A temporary extension has given the Postal Service until November 18, 2011 to pay more than $5.5 billion into the Retirees Health Benefit Fund, and the following week is the deadline for the release of recommendations, if any, from the so-called “super-committee” on the federal budget deficit. Everyone on Capitol Hill knows that the USPS does not have the cash to make the retiree health payment, whether or not the deadline is extended past November, and many in Washington believe that the super-committee could try to cut pensions and other benefits for all federal and postal employees.
Thus, notwithstanding overwhelming support for the Postal Service from the American people, and significant support from Members of Congress for fixing the Postal Service’s current financial woes, Congress is proving once again that it has immense difficulty agreeing to what should be non-controversial or bipartisan proposals.
In the House, the House Oversight and Government Reform Committee passed H.R. 2309 on October 13, demonstrating that it places partisan ideology over practical solutions.

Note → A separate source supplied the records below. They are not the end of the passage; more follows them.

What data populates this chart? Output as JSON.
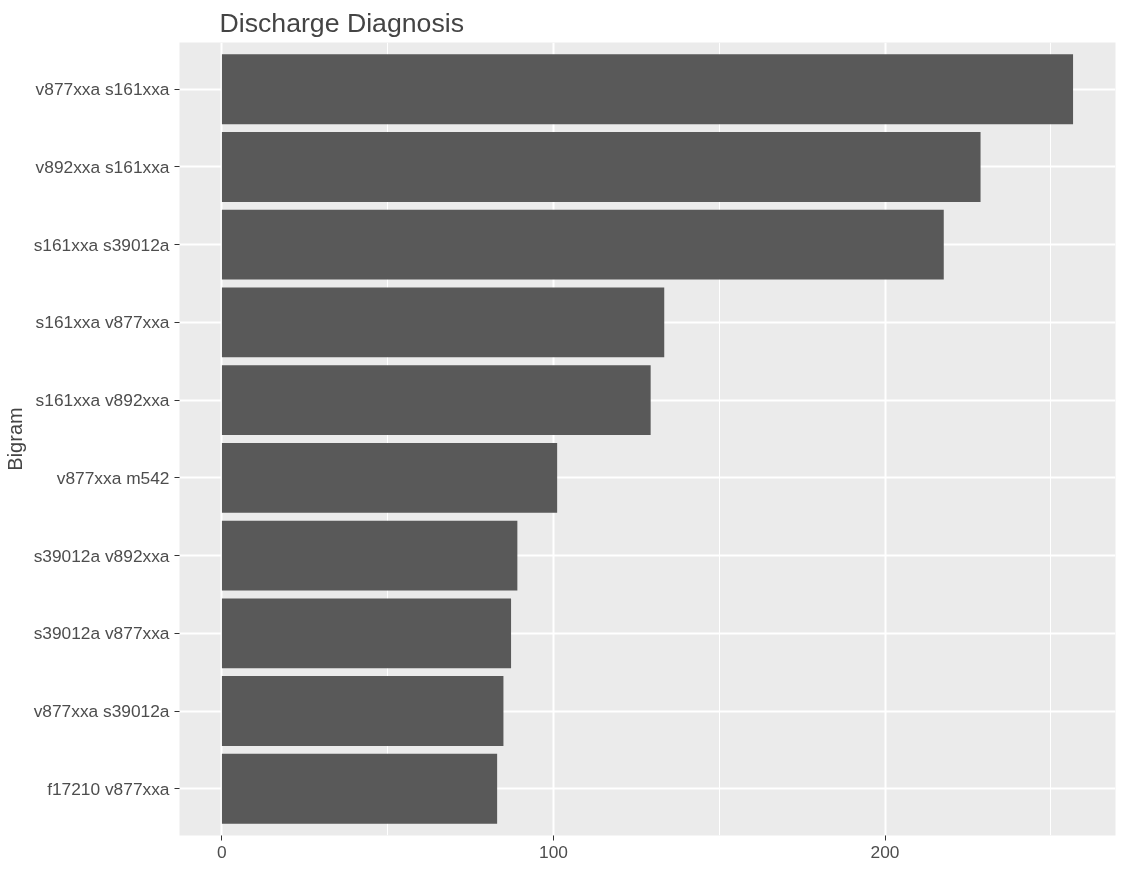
{
  "chart_data": {
    "type": "bar",
    "orientation": "horizontal",
    "title": "Discharge Diagnosis",
    "ylabel": "Bigram",
    "categories": [
      "v877xxa s161xxa",
      "v892xxa s161xxa",
      "s161xxa s39012a",
      "s161xxa v877xxa",
      "s161xxa v892xxa",
      "v877xxa m542",
      "s39012a v892xxa",
      "s39012a v877xxa",
      "v877xxa s39012a",
      "f17210 v877xxa"
    ],
    "values": [
      256.7,
      228.8,
      217.7,
      133.4,
      129.3,
      101.1,
      89.1,
      87.2,
      84.9,
      83.0
    ],
    "color": "#595959",
    "xlim": [
      -12.8,
      269.5
    ],
    "xticks": [
      0,
      100,
      200
    ],
    "grid": true
  }
}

The bill is designed to minimize and eventually privatize the Postal Service, and make it into a non-union entity.
Sponsored by Committee Chairman Darryl Issa (R-CA), the bill contains provisions that would force senior employees to retire or be laid off using reduction in force rules, gut existing collective bargaining agreements and make future bargaining inconsequential, reduce delivery to five days, and eliminate both home delivery (replaced by cluster boxes) and Congressional or community input on closings of postal facilities. Issa’s aim is to reduce employee wages and benefits in order to “save” the USPS. His bill was supported by the USPS legislative representatives, who have been using this bill as a vehicle for attacking the wages and benefits earned by mail handlers and other postal employees.
All of the Democrats on the Committee voted “no” on many anti-labor provisions and against the entire bill. Several Republicans on the panel expressed some displeasure at the blatant anti-union and anti-democratic provisions included in the bill. Only one Republican on the Committee, however – Todd Platts (R-PA) – voted against the bill.
The next step for H.R. 2309 is for the bill to go to the House Rules Committee, where it most likely will be rubber-stamped, and then go to the House Floor for a final vote. Such action may take place before Thanksgiving.
In the Senate, Senator Tom Carper (D-DE) issued a statement in which he said that the Issa bill was an exercise in partisanship that would not pass the Senate. At the same time, the Senate Committee is planning to mark-up its own bill, which also might contain some unnecessary and unjustified provisions. In addition to the financial well-being of the Postal Service, discussions have been held about five-day delivery, mandating that extra weight be placed on USPS finances during interest arbitration proceedings, and possible reform of workers’ compensation under the Federal Employees Compensation Act. Representatives of the NPMHU have shared our views on each of these crucial issues with the Committee’s members and staff.